La menace de sa fermeture, à l’aube des années 2000, met en marche un véritable mouvement citoyen. De quelques passionnés regroupés autour d’un ancien cheminot, le groupe s’élargit et deviendra l’association In Loco Motivi. Ils organisent d’abord des voyages touristiques sur la ligne, des parcours sur une demi-journée qui permettent de faire découvrir les paysages et les mets locaux– des « viaggi sentimentali » (voyages sentimentaux) en référence au « viaggio elettorale » (voyage électoral) que Francesco De Sanctis, l’homme politique mentionné plus haut, avait effectué dans la région en 1875. Ces événements festifs sont un moyen de faire entendre leur voix contre la fermeture de la ligne, et démontrer par la même occasion le potentiel touristique de la ligne de chemin de fer.
En 2010, la ligne est tout de même interrompue, malgré les tentatives d’In Loco Motivi, mais les passionnés ne renoncent pas. Ils ne peuvent plus parcourir la ligne en train ? Ils la parcourront désormais à pied ! D’autres événements sont organisés, des colloques pour débattre du futur de la ligne également. Les festivités d’autres associations locales sont aussi l’occasion de parler du chemin de fer. Et surtout, le discours autour du potentiel touristique de la ligne s’étoffe. L’Université de Naples s’intéresse à la question, ainsi que certaines personnalités publiques.
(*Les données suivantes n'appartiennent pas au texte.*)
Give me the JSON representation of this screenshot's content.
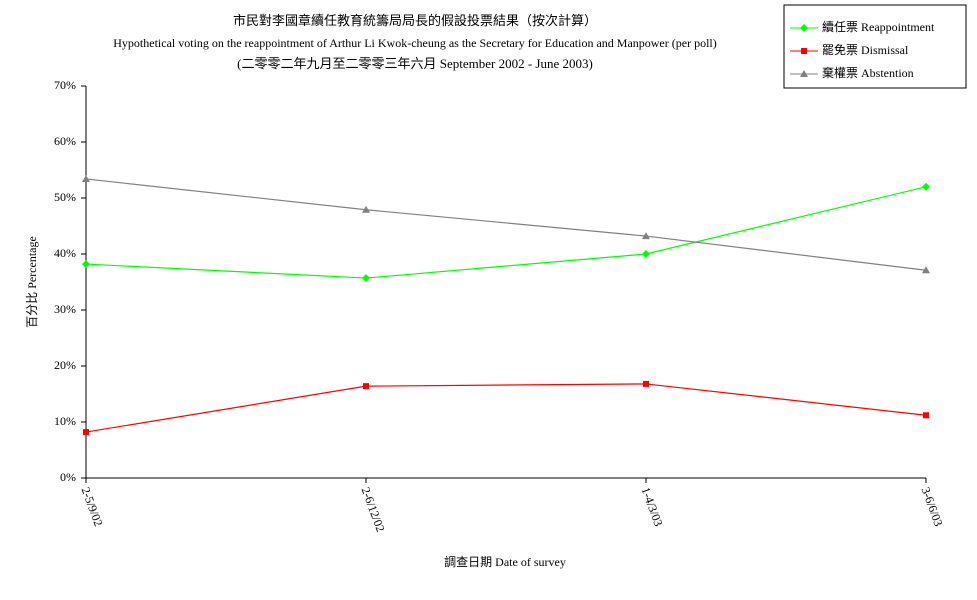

Le Sponz Fest est un festival mêlant les arts : musique, théâtre, cinéma, performances artistiques… Il se tient chaque année depuis 2013 dans la commune de Calitri, le dernier week-end du mois d’août. D’autres villages limitrophes sont aussi associés et reçoivent certains événements. Le directeur artistique n’est autre que Vinicio Capossela, musicien et chanteur que les amateurs de musique italienne connaissent peut-être. Il n’est pas insensible au sort de la ligne Avellino-Rocchetta, et à partir de 2016, le train est relancé, pour un ou deux trajets, à l’occasion du festival.
Il s’agit d’un trajet symbolique, sur une toute petite partie du tracé et ne desservant que quelques communes, mais cela signifie déjà beaucoup pour ceux qui se battent depuis bientôt deux décennies.
L’engouement pour cette ligne de chemin de fer finit par gagner la sphère politique régionale, ainsi que la Fondation pour les Chemins de Fer de l’État (Fondazione delle Ferrovie dello Stato) qui travaille à la valorisation touristique des petites lignes historiques du pays.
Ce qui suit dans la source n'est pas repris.